The polymer is a semiconductor with a room-temperature conductivity of 50 S/cm.

In addition, carbon diselenide is a precursor to tetraselenafulvalenes, the selenium analogue of tetrathiafulvalene, which can be further used to synthesize organic conductors and organic superconductors.
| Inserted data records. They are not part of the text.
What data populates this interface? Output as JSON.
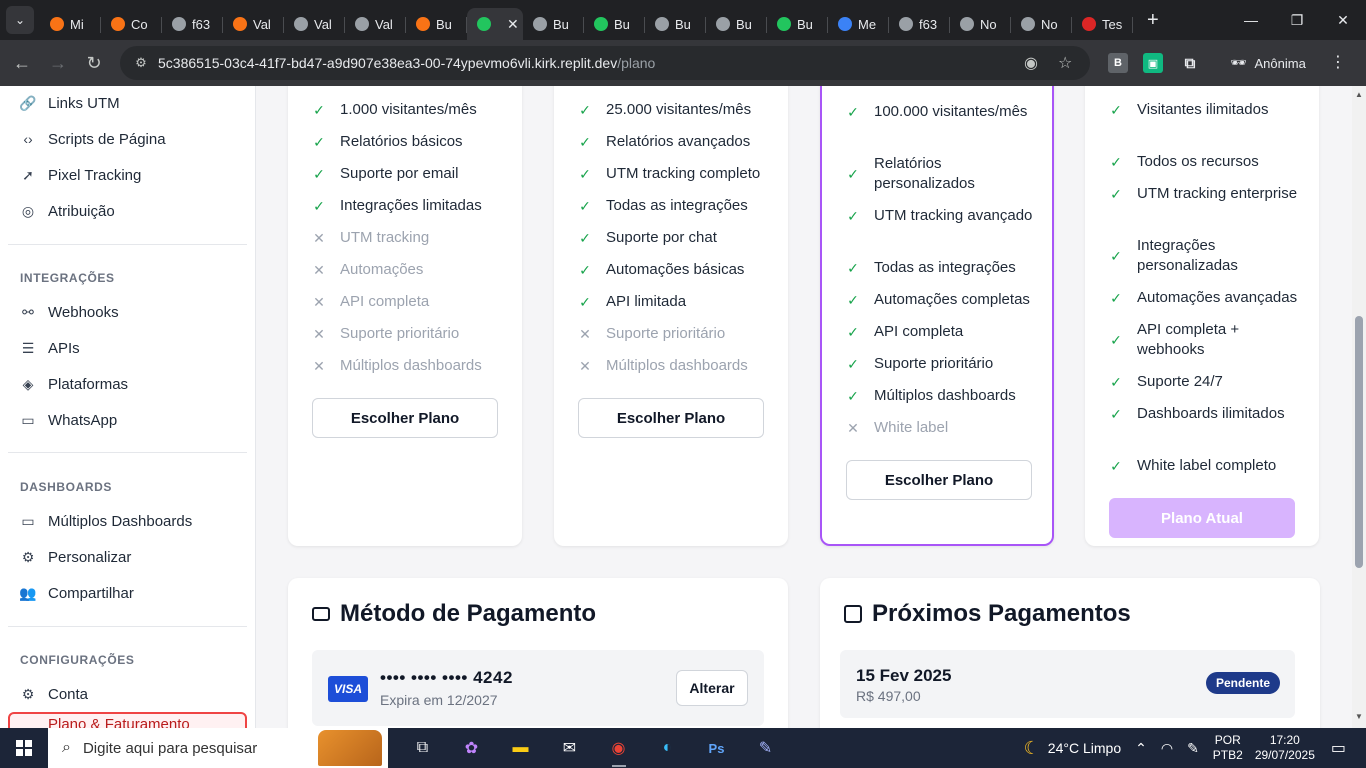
{
  "browser": {
    "tabs": [
      {
        "label": "Mi",
        "favicon_color": "#f97316"
      },
      {
        "label": "Co",
        "favicon_color": "#f97316"
      },
      {
        "label": "f63",
        "favicon_color": "#9aa0a6"
      },
      {
        "label": "Val",
        "favicon_color": "#f97316"
      },
      {
        "label": "Val",
        "favicon_color": "#9aa0a6"
      },
      {
        "label": "Val",
        "favicon_color": "#9aa0a6"
      },
      {
        "label": "Bu",
        "favicon_color": "#f97316"
      },
      {
        "label": "",
        "favicon_color": "#22c55e"
      },
      {
        "label": "Bu",
        "favicon_color": "#9aa0a6"
      },
      {
        "label": "Bu",
        "favicon_color": "#22c55e"
      },
      {
        "label": "Bu",
        "favicon_color": "#9aa0a6"
      },
      {
        "label": "Bu",
        "favicon_color": "#9aa0a6"
      },
      {
        "label": "Bu",
        "favicon_color": "#22c55e"
      },
      {
        "label": "Me",
        "favicon_color": "#3b82f6"
      },
      {
        "label": "f63",
        "favicon_color": "#9aa0a6"
      },
      {
        "label": "No",
        "favicon_color": "#9aa0a6"
      },
      {
        "label": "No",
        "favicon_color": "#9aa0a6"
      },
      {
        "label": "Tes",
        "favicon_color": "#dc2626"
      }
    ],
    "active_tab_index": 7,
    "url_host": "5c386515-03c4-41f7-bd47-a9d907e38ea3-00-74ypevmo6vli.kirk.replit.dev",
    "url_path": "/plano",
    "incognito_label": "Anônima"
  },
  "sidebar": {
    "top_items": [
      {
        "label": "Links UTM",
        "icon": "link-icon",
        "glyph": "🔗"
      },
      {
        "label": "Scripts de Página",
        "icon": "code-icon",
        "glyph": "‹›"
      },
      {
        "label": "Pixel Tracking",
        "icon": "cursor-icon",
        "glyph": "➚"
      },
      {
        "label": "Atribuição",
        "icon": "target-icon",
        "glyph": "◎"
      }
    ],
    "integrations_title": "INTEGRAÇÕES",
    "integrations": [
      {
        "label": "Webhooks",
        "icon": "webhook-icon",
        "glyph": "⚯"
      },
      {
        "label": "APIs",
        "icon": "database-icon",
        "glyph": "☰"
      },
      {
        "label": "Plataformas",
        "icon": "layers-icon",
        "glyph": "◈"
      },
      {
        "label": "WhatsApp",
        "icon": "message-icon",
        "glyph": "▭"
      }
    ],
    "dashboards_title": "DASHBOARDS",
    "dashboards": [
      {
        "label": "Múltiplos Dashboards",
        "icon": "monitor-icon",
        "glyph": "▭"
      },
      {
        "label": "Personalizar",
        "icon": "settings-icon",
        "glyph": "⚙"
      },
      {
        "label": "Compartilhar",
        "icon": "users-icon",
        "glyph": "👥"
      }
    ],
    "settings_title": "CONFIGURAÇÕES",
    "settings": [
      {
        "label": "Conta",
        "icon": "gear-icon",
        "glyph": "⚙"
      }
    ],
    "active_label": "Plano & Faturamento"
  },
  "plans": [
    {
      "features": [
        {
          "text": "1.000 visitantes/mês",
          "included": true
        },
        {
          "text": "Relatórios básicos",
          "included": true
        },
        {
          "text": "Suporte por email",
          "included": true
        },
        {
          "text": "Integrações limitadas",
          "included": true
        },
        {
          "text": "UTM tracking",
          "included": false
        },
        {
          "text": "Automações",
          "included": false
        },
        {
          "text": "API completa",
          "included": false
        },
        {
          "text": "Suporte prioritário",
          "included": false
        },
        {
          "text": "Múltiplos dashboards",
          "included": false
        }
      ],
      "button": "Escolher Plano",
      "current": false,
      "featured": false
    },
    {
      "features": [
        {
          "text": "25.000 visitantes/mês",
          "included": true
        },
        {
          "text": "Relatórios avançados",
          "included": true
        },
        {
          "text": "UTM tracking completo",
          "included": true
        },
        {
          "text": "Todas as integrações",
          "included": true
        },
        {
          "text": "Suporte por chat",
          "included": true
        },
        {
          "text": "Automações básicas",
          "included": true
        },
        {
          "text": "API limitada",
          "included": true
        },
        {
          "text": "Suporte prioritário",
          "included": false
        },
        {
          "text": "Múltiplos dashboards",
          "included": false
        }
      ],
      "button": "Escolher Plano",
      "current": false,
      "featured": false
    },
    {
      "features": [
        {
          "text": "100.000 visitantes/mês",
          "included": true
        },
        {
          "text": "Relatórios personalizados",
          "included": true
        },
        {
          "text": "UTM tracking avançado",
          "included": true
        },
        {
          "text": "Todas as integrações",
          "included": true
        },
        {
          "text": "Automações completas",
          "included": true
        },
        {
          "text": "API completa",
          "included": true
        },
        {
          "text": "Suporte prioritário",
          "included": true
        },
        {
          "text": "Múltiplos dashboards",
          "included": true
        },
        {
          "text": "White label",
          "included": false
        }
      ],
      "button": "Escolher Plano",
      "current": false,
      "featured": true
    },
    {
      "features": [
        {
          "text": "Visitantes ilimitados",
          "included": true
        },
        {
          "text": "Todos os recursos",
          "included": true
        },
        {
          "text": "UTM tracking enterprise",
          "included": true
        },
        {
          "text": "Integrações personalizadas",
          "included": true
        },
        {
          "text": "Automações avançadas",
          "included": true
        },
        {
          "text": "API completa + webhooks",
          "included": true
        },
        {
          "text": "Suporte 24/7",
          "included": true
        },
        {
          "text": "Dashboards ilimitados",
          "included": true
        },
        {
          "text": "White label completo",
          "included": true
        }
      ],
      "button": "Plano Atual",
      "current": true,
      "featured": false
    }
  ],
  "payment_method": {
    "title": "Método de Pagamento",
    "brand": "VISA",
    "number": "•••• •••• •••• 4242",
    "expiry": "Expira em 12/2027",
    "change_label": "Alterar"
  },
  "upcoming_payments": {
    "title": "Próximos Pagamentos",
    "items": [
      {
        "date": "15 Fev 2025",
        "amount": "R$ 497,00",
        "status": "Pendente"
      }
    ]
  },
  "taskbar": {
    "search_placeholder": "Digite aqui para pesquisar",
    "weather": "24°C  Limpo",
    "lang_1": "POR",
    "lang_2": "PTB2",
    "time": "17:20",
    "date": "29/07/2025"
  },
  "colors": {
    "accent": "#a855f7",
    "current_plan_button": "#d8b4fe",
    "check": "#16a34a",
    "badge": "#1e3a8a",
    "visa": "#1d4ed8"
  }
}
Carbon diselenide reacts with primary amines to give selenoureas and secondary amines to give dialkydiselenocarbamates:
2 CH3CH2)2NH + CSe2 → [(CH3CH2)2NH2+]((CH3CH2)2N\sCSe2−)

==Safety==
Carbon diselenide has high vapor pressure. It has a moderate toxicity and presents an inhalation hazard. It may be dangerous due to its easy membrane transport. It decomposes slowly in storage (about 1% per month at –30 °C). When obtained commercially, its cost is high.

Pure distilled carbon diselenide has an odor very similar to that of carbon disulfide, but mixed with air, it creates extremely offensive odors (corresponding to new, highly toxic reaction products). Its smell forced an evacuation of a nearby village when it was first synthesized in 1936. Because of the odor, synthetic pathways have been developed to avoid its use.